Mayor Linda Hepner (pictured on her office balcony) says the issue hasn’t been an easy one to solve, and that Surrey isn’t alone.

“If there was a magic solution I would exercise it.... We can’t go in and take down the tents — we can only move them along,” she explained. “(The city is) managing it every single day. But it’s not a longterm solution. It requires a more significant strategy around the public health and mental health elements of it, and it requires not just local government but all levels of government to assist.”

Hepner noted Fraser Health is looking at ways to combat the fentanyl public health crisis.

“A whole lot of that is looking at a continuum of care in our city and whether or not consumption services plays a part in that continuum," said the mayor. "We know it does, but if that is part of a Surrey solution, I’m hearing from both the businesses in the area and the people that we don’t want to condemn that place to being Surrey’s Downtown East Side… because it’s in the core of the city. But the strategies are going to take longer than overnight.”

The city is considering another shelter in the area, but Hepner said she’s getting mixed messages.

Residents want the shelter to get people off the streets, but businesses don’t want services concentrated in the area, she said.

“It’s a double-edged sword and we’re trying to cautiously navigate that,” Hepner added.

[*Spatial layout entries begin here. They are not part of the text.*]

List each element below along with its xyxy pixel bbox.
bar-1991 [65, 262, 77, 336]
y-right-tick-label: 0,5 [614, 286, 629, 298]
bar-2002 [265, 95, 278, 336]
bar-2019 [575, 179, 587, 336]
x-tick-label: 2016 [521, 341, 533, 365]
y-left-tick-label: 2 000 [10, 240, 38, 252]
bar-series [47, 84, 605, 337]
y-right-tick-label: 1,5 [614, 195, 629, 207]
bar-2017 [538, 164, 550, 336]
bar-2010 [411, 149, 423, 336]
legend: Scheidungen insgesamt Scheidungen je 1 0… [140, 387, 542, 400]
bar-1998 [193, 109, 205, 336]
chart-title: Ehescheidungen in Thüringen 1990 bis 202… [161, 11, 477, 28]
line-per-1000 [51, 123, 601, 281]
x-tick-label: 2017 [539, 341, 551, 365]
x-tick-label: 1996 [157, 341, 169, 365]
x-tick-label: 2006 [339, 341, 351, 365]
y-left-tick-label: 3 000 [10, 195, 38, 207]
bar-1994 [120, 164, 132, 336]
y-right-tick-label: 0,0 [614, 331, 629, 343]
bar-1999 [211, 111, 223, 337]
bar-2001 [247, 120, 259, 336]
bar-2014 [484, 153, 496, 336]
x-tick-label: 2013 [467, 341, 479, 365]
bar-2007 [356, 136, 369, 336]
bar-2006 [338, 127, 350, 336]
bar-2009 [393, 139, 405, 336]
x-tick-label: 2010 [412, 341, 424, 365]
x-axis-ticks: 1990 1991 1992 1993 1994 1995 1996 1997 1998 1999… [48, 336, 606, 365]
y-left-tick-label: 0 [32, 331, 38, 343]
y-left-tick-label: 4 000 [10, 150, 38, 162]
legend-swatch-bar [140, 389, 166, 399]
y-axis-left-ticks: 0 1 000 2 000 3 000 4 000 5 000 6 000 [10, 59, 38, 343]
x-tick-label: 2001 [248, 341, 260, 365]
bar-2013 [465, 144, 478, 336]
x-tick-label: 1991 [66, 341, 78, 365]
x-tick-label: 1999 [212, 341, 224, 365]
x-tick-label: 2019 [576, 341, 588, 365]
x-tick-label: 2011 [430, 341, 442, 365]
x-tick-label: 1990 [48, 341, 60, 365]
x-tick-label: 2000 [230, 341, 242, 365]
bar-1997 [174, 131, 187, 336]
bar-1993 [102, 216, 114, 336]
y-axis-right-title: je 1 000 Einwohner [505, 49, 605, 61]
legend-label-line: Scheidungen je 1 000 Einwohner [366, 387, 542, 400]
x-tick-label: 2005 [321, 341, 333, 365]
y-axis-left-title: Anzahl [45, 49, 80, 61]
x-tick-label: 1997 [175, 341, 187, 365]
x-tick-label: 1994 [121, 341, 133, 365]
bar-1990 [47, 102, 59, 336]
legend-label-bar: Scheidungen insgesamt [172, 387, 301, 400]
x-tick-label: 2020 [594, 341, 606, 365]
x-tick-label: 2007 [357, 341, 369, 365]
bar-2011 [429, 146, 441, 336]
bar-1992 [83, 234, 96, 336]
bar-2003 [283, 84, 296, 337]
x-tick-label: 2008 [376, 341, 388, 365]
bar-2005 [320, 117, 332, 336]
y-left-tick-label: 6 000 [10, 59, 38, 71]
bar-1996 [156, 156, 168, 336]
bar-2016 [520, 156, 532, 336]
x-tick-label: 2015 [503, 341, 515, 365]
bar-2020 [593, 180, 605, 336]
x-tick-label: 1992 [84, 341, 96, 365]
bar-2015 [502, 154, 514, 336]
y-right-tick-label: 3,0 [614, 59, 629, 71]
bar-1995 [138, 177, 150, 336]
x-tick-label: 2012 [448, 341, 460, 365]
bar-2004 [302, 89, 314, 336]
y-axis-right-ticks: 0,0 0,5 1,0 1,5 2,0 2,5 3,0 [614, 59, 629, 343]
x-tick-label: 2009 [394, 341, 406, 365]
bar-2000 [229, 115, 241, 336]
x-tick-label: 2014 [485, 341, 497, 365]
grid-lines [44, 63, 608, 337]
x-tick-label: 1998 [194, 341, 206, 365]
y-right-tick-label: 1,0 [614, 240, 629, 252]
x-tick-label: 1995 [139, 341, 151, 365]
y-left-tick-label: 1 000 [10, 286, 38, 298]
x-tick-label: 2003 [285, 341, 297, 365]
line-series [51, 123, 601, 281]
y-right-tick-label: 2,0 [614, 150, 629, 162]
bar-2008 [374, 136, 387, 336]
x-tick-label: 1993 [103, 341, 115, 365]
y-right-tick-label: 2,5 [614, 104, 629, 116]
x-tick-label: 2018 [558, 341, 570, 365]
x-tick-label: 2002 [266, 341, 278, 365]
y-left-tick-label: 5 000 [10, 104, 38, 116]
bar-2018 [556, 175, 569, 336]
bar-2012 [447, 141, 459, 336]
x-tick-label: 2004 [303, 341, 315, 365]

Longer-term, the city has a transitional housing project near Green Timbers forest, but she acknowledged that’s no comfort to these residents.

“So there are a lot of elements in play but we’re still seeing tents going up each day right now," said Hepner. "It’s a big social problem. I think social disruption is one of the more significant issues facing that area.

“There are always challenges in a growing city," she added, "but I certainly share their frustration because I think things have escalated over the past number of months. We saw a shift. We’re well aware of that shift and we’re doing everything we can to develop the strategies.”